Normal sporcuların dışındaki paralimpiklerin başarısı Paris sonrası işleri karıştırdı gibi. Spor Bakanının bile değişeceği söyleniyor. Ama bu bakan, olacakları daha önce söylemiş idi. Meraklısı varsa birkaç cümlesini paylaşabilirim. Bu arada Futbol Federasyonu eski Başkanının Bakan Yardımcısı olacağı, Alpay’ın Bakan olabileceği, Yerlikaya’nın başka bir göreve yönlendirileceği bilgileri havada uçuşuyor.
Kuşkusuz bu gibi haberler dedikodudan ibaret oluyor. Atamalarda liyakatin dikkate alınmasını bekliyorum. Şimdi buradan 2028’in Melekler Şehri’ne doğru yol alalım:
Tom Cruze Paris’te aldığı Olimpiyat bayrağını bir Harley Davidson ile Los Angeles’e taşıdı. Sanırım Hollywood tepelerindeki bir noktaya dikti. Paris, akıllara zarar bir açılış ile Olimpiyat tarihindeki törenlerin bir başka biçimde de yapılabileceğini tüm Dünyaya gösterdi. Birleşik Devletler şimdiden senaristlerine hazırlık yaptırıyor olmalıdır.
Bu arada Yunanistan’da ilginç olimpik toplantılar yapılıyor. 2004 Olimpiyat Oyunlarındaki üst düzey görevliler, gönüllüler aradan 20 yıl geçtikten sonra durum değerlendirmesi yapıyorlar. Biz Paris’i değerlendirdik mi acaba?

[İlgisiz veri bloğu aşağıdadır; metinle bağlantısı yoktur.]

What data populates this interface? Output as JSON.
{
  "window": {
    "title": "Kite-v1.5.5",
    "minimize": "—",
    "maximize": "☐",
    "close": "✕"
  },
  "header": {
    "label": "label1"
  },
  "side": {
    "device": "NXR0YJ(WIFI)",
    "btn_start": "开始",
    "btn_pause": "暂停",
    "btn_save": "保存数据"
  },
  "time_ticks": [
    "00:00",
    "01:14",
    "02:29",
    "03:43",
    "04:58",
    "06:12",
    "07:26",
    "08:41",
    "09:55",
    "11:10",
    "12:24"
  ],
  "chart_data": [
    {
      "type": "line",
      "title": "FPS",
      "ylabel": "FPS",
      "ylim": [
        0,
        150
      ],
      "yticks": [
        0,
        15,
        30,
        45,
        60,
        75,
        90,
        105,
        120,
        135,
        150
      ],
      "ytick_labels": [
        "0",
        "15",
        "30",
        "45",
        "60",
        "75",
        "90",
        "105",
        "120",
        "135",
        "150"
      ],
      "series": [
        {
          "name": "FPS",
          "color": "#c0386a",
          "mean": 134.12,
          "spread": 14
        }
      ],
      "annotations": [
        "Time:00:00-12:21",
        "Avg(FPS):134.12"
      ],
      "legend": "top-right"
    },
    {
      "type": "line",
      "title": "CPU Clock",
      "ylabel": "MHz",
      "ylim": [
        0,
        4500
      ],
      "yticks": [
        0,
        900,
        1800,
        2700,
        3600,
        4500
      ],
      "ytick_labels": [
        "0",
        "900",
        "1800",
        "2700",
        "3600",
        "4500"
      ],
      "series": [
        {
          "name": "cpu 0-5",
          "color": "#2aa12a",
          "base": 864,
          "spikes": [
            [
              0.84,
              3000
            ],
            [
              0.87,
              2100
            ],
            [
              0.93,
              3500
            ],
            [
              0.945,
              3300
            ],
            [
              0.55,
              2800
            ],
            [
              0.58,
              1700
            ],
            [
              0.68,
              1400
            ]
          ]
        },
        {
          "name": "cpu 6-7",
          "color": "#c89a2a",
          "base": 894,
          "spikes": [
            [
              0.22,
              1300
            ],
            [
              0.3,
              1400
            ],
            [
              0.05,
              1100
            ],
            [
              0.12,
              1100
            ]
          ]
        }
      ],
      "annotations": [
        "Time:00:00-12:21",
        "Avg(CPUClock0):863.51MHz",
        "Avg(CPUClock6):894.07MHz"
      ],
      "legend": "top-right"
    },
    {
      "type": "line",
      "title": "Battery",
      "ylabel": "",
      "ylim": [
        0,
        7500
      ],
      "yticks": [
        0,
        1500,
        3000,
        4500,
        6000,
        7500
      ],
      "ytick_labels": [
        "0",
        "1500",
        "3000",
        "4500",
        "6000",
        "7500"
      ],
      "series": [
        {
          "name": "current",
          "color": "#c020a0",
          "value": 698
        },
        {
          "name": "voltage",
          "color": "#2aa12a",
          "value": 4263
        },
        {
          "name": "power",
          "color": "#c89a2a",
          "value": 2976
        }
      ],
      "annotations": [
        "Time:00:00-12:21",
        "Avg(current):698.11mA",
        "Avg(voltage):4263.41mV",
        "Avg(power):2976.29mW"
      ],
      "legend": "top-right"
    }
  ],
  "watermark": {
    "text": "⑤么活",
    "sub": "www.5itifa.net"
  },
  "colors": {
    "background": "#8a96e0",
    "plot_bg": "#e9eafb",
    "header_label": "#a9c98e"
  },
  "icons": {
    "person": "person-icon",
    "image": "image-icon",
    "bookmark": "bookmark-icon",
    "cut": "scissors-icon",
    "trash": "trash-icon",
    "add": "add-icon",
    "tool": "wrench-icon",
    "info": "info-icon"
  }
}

Birkaç haftadır hemen her federasyonun faaliyet programlarına bakıyor olmama rağmen arasında olimpik sözcüğün geçtiği bir ifadeye rastlayamadım. Bu da demek oluyor ki 2028 için hazırlıklara henüz başlanmadı. Bunun nedeni belli; spor federasyonlarının başkanlık seçimlerinin sonuçlarının açıklanması sonrasında yeni bir döneme geçilecek olmasıdır?Türkiye, özerk spor federasyonları sistemine geçtikten sonra başkanlık seçimlerini o yılın olimpiyad oyunlarından sonra yapılması yönünde karar almıştır. Olimpik olmayan sporlar da seçimlerini bu periyot içinde yapmaktadır. Ama olimpik hazırlıklar denilince burada başka mekanizmaların devreye girmesi gereklidir. Millî Eğitim Bakanlığı, Türkiye Milli Olimpiyat Komitesi, Yüksek Öğretim Kurulu, Spor Bilimleri Fakülteleri bu konuda bir yapılanma içine girmelidir. Olimpik hazırlıklar yalnızca bir federasyona, yalnızca olimpik komiteye bırakılacak kadar hafif bir konu değildir.

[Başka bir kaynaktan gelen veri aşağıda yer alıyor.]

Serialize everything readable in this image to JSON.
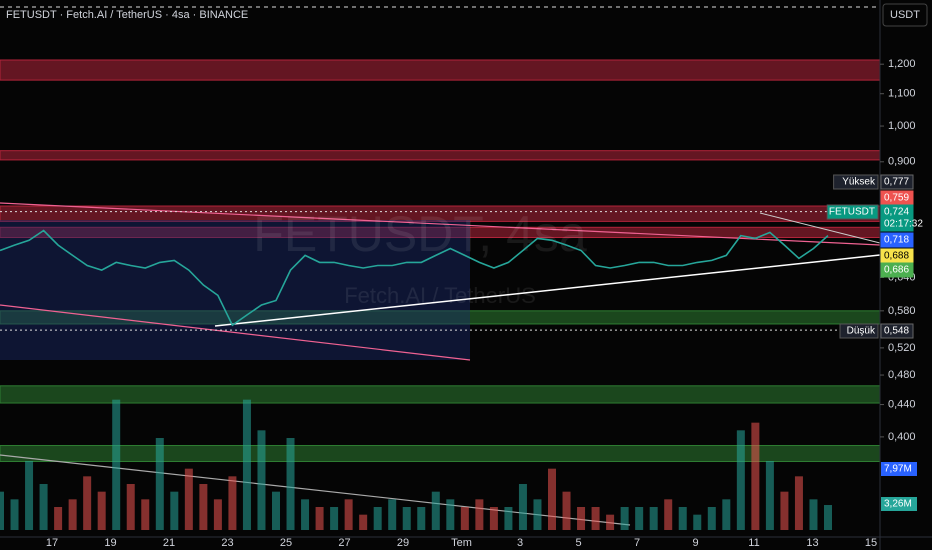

Sonuç olarak spor ve sportif hazırlıklar eğer olimpiyatları hedeflemezse oradan başarı çıkmaz. Hatta olimpik barajları bile geçemeyebiliriz. Bunları düşünerek hareket edilmesini sağlayacak girişimleri desteklemeye hazır binlerce gönüllünün olduğunu bildirerek yazımı bitiriyorum.
SEN DE DÜŞÜNCELERİNİ PAYLAŞ!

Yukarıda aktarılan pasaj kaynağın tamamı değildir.